Planar growth generates scale free networks

TL;DR

This paper introduces a spatial network growth model that produces scale-free, highly clustered, small-world networks by enforcing planarity, and explores how relaxing planarity affects degree distributions.

Contribution

It presents a novel planar growth model with power law degree distribution, connecting it to Apollonian networks and analyzing the impact of planarity relaxation.

Findings

The model generates networks with power law degree distribution, high clustering, and small-world properties.

Relaxing planarity leads to a transition from power law to exponential degree distributions.

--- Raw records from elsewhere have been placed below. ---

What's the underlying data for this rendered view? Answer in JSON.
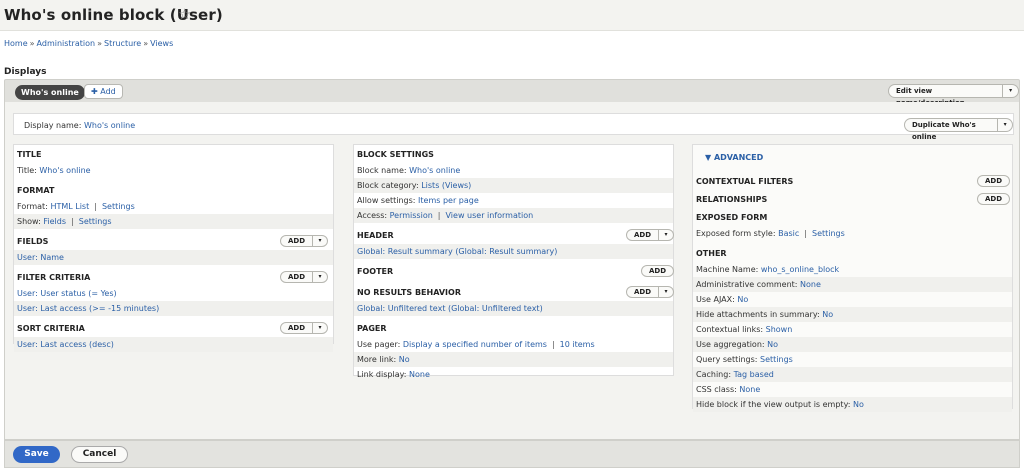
{
  "header": {
    "title": "Who's online block (User)",
    "star_icon": "☆"
  },
  "breadcrumb": [
    "Home",
    "Administration",
    "Structure",
    "Views"
  ],
  "breadcrumb_sep": "»",
  "displays_title": "Displays",
  "tabs": {
    "active": "Who's online",
    "add": "Add",
    "add_icon": "✚",
    "edit_view": "Edit view name/description",
    "dropdown_icon": "▾"
  },
  "display_name": {
    "label": "Display name:",
    "value": "Who's online",
    "duplicate": "Duplicate Who's online"
  },
  "left": {
    "title_cat": "TITLE",
    "title_label": "Title:",
    "title_value": "Who's online",
    "format_cat": "FORMAT",
    "format_label": "Format:",
    "format_value": "HTML List",
    "format_settings": "Settings",
    "show_label": "Show:",
    "show_value": "Fields",
    "show_settings": "Settings",
    "fields_cat": "FIELDS",
    "fields_add": "Add",
    "fields": [
      "User: Name"
    ],
    "filter_cat": "FILTER CRITERIA",
    "filter_add": "Add",
    "filters": [
      "User: User status (= Yes)",
      "User: Last access (>= -15 minutes)"
    ],
    "sort_cat": "SORT CRITERIA",
    "sort_add": "Add",
    "sorts": [
      "User: Last access (desc)"
    ]
  },
  "middle": {
    "block_cat": "BLOCK SETTINGS",
    "block_name_label": "Block name:",
    "block_name_value": "Who's online",
    "block_category_label": "Block category:",
    "block_category_value": "Lists (Views)",
    "allow_label": "Allow settings:",
    "allow_value": "Items per page",
    "access_label": "Access:",
    "access_value": "Permission",
    "access_value2": "View user information",
    "header_cat": "HEADER",
    "header_add": "Add",
    "header_item": "Global: Result summary (Global: Result summary)",
    "footer_cat": "FOOTER",
    "footer_add": "Add",
    "noresults_cat": "NO RESULTS BEHAVIOR",
    "noresults_add": "Add",
    "noresults_item": "Global: Unfiltered text (Global: Unfiltered text)",
    "pager_cat": "PAGER",
    "use_pager_label": "Use pager:",
    "use_pager_value": "Display a specified number of items",
    "use_pager_value2": "10 items",
    "more_link_label": "More link:",
    "more_link_value": "No",
    "link_display_label": "Link display:",
    "link_display_value": "None"
  },
  "right": {
    "advanced": "▼ ADVANCED",
    "contextual_cat": "CONTEXTUAL FILTERS",
    "contextual_add": "Add",
    "relationships_cat": "RELATIONSHIPS",
    "relationships_add": "Add",
    "exposed_cat": "EXPOSED FORM",
    "exposed_label": "Exposed form style:",
    "exposed_value": "Basic",
    "exposed_settings": "Settings",
    "other_cat": "OTHER",
    "other_rows": [
      {
        "label": "Machine Name:",
        "value": "who_s_online_block"
      },
      {
        "label": "Administrative comment:",
        "value": "None"
      },
      {
        "label": "Use AJAX:",
        "value": "No"
      },
      {
        "label": "Hide attachments in summary:",
        "value": "No"
      },
      {
        "label": "Contextual links:",
        "value": "Shown"
      },
      {
        "label": "Use aggregation:",
        "value": "No"
      },
      {
        "label": "Query settings:",
        "value": "Settings"
      },
      {
        "label": "Caching:",
        "value": "Tag based"
      },
      {
        "label": "CSS class:",
        "value": "None"
      },
      {
        "label": "Hide block if the view output is empty:",
        "value": "No"
      }
    ]
  },
  "footer": {
    "save": "Save",
    "cancel": "Cancel"
  }
}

The model bridges random and deterministic Apollonian networks as special cases.

Abstract

In this paper we introduce a model of spatial network growth in which nodes are placed at randomly selected locations on a unit square in $\mathbb{R}^2$, forming new connections to old nodes subject to the constraint that edges do not cross. The resulting network has a power law degree distribution, high clustering and the small world property. We argue that these characteristics are a consequence of the two defining features of the network formation procedure; growth and planarity conservation. We demonstrate that the model can be understood as a variant of random Apollonian growth and further propose a one parameter family of models with the Random Apollonian Network and the Deterministic Apollonian Network as extreme cases and our model as a midpoint between them. We then relax the planarity constraint by allowing edge crossings with some probability and find a smooth crossover from power law to exponential degree distributions when this probability is increased.